Pros And Cons Of Still Living At Home


It’s very common for former college superstars (the definition of the word “superstar” in this instance is used loosely) to come home from a grueling 4 years of binge drinking and 1000 level classes, only to find that they can’t afford to move out on their own. Welcome to Postgrad Life: Stage 1.

Once you get past the initial depression stemming from the fact that you once ruled a kingdom of drunken hookups populated only by your best friends, only to move back home and ask mommy to leave the garage door open for you so you can come home after dark, you’ll quickly start to see both the pros and cons of this new living arrangement.

First, the Pros:

  • You won’t have to pay your grocery bill. This means that it won’t be another Ramen-filled week.
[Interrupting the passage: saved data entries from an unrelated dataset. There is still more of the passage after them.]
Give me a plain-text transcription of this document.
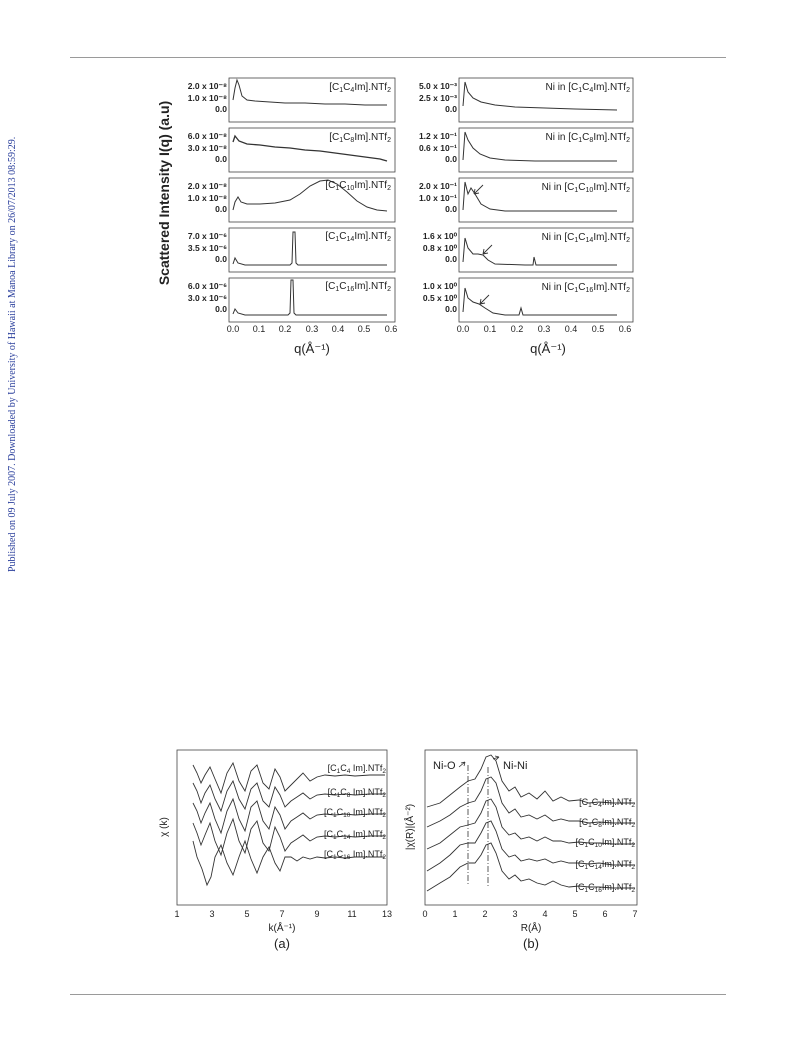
Published on 09 July 2007. Downloaded by University of Hawaii at Manoa Library on 26/07/2013 08:59:29.	Scattered Intensity I(q) (a.u)
2.0 x 10⁻⁸
1.0 x 10⁻⁸
0.0
$[C_1C_4Im].NTf_2$
6.0 x 10⁻⁸
3.0 x 10⁻⁸
0.0
$[C_1C_8Im].NTf_2$
2.0 x 10⁻⁸
1.0 x 10⁻⁸
0.0
$[C_1C_{10}Im].NTf_2$
7.0 x 10⁻⁶
3.5 x 10⁻⁶
0.0
$[C_1C_{14}Im].NTf_2$
6.0 x 10⁻⁶
3.0 x 10⁻⁶
0.0
$[C_1C_{16}Im].NTf_2$
0.0 0.1 0.2 0.3 0.4 0.5 0.6
q(Å⁻¹)
5.0 x 10⁻³
2.5 x 10⁻³
0.0
Ni in $[C_1C_4Im].NTf_2$
1.2 x 10⁻¹
0.6 x 10⁻¹
0.0
Ni in $[C_1C_8Im].NTf_2$
2.0 x 10⁻¹
1.0 x 10⁻¹
0.0
Ni in $[C_1C_{10}Im].NTf_2$
1.6 x 10⁰
0.8 x 10⁰
0.0
Ni in $[C_1C_{14}Im].NTf_2$
1.0 x 10⁰
0.5 x 10⁰
0.0
Ni in $[C_1C_{16}Im].NTf_2$
0.0 0.1 0.2 0.3 0.4 0.5 0.6
q(Å⁻¹)
χ (k)
[$C_1C_4$ Im].NTf$_2$
[$C_1C_8$ Im].NTf$_2$
[$C_1C_{10}$ Im].NTf$_2$
[$C_1C_{14}$ Im].NTf$_2$
[$C_1C_{16}$ Im].NTf$_2$
1	3	5	7	9	11	13
k(Å⁻¹)
(a)
|χ(R)|(Å⁻²)
Ni-O	Ni-Ni
$[C_1C_4Im].NTf_2$
$[C_1C_8Im].NTf_2$
$[C_1C_{10}Im].NTf_2$
$[C_1C_{14}Im].NTf_2$
$[C_1C_{16}Im].NTf_2$
0	1	2	3	4	5	6	7
R(Å)
(b)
We’re talking chicken, steak, pasta, rack of lamb, etc. The sky is the limit, really.
  • Free laundry services. I know what you’re thinking. Yes, your mom will probably tell you that she won’t do your laundry for you and it’s your responsibility, but guess what? You just leave it in the washer with the next load on top waiting to be put in, then head off to your death-grip of a job, and by the time you come home it’ll be done and folded on top of your neatly made bed. Thanks, Mom!
  • Free DD. That’s right. No one wants you to get a DUI, especially not your parents. So what choice do they have? It would be irresponsible to let you drive home, so they’ll just have to come pick you up.
  • Better everything. Better TV. Better kitchen. Better A/C. Better furniture. Everything is better. Why? Because they’ve worked their whole lives for all this expensive crap that you can’t even afford the generic version of.

Now, the Cons:

  • There is absolutely no cool way to say to a girl, “You want to come home to my parents house?” Just give up. You can tell them that your place is under renovation while they install your indoor swimming pool, or that you had to get the wooden floors replaced after your massive party the previous weekend, so that they take you to their place instead. This will haunt you until you somehow trick a girl into seriously dating you and she understands your pain, and you can just pray she has a place of her own.
  • No matter how much smarter than your parents you may be now (look at you with your fancy Bachelor’s Degree in Communications!) they will always have this card to play: “My house, my rules.” Well shit, Mom and Dad. Way to throw that trump card out early on! I was just saying if we could upgrade our cable/internet package to allow DVR’ing 3 shows at the same time, you could get your PBS Special while I record The League and Workaholics. Sheesh.
  • They will always know when you drank too much. This will lead to “Are you sure you shouldn’t slow it down a bit…” or “I worry that you may have a problem” or “Your great-great-great-grandfather was an alcoholic, so be careful.” Get off my back. Why do you think I’m drinking so much? Because I’m still sleeping in my childhood bedroom on my twin bed. I had bigger beds than this in college.
  • They still get to tell you to do yard work. Oh you thought that was done? No. Not as long as you live there and decide that the appropriate place to puke is her hydrangea bushes (which it is). Weed pulling duty and lawn mowing responsibility are likely to occur. It’s best to constantly tell them you are busy with volunteer work and just be as vague as possible about it. Then you go to the local bar for X hours.
  • After the summer is over and they realize you’re going to be there for longer than they thought, they’ll start making excuses for you to their friends: “Oh, he’s just saving his money so he can buy his own home at 24 and start his own company!” or “He’s holding out for a management position!” or “With the way the economy is, he just needs to save until he can get on his feet!” But then it just starts getting personal: “Your son is no prize, either!”
  • Local bars means local people, AKA “Townies,” and you are now one of them. Soak it in. Yes. See that bearded guy over there who is wearing his high school letter jacket, and graduated in 1998? He went away to college and moved home too. Run.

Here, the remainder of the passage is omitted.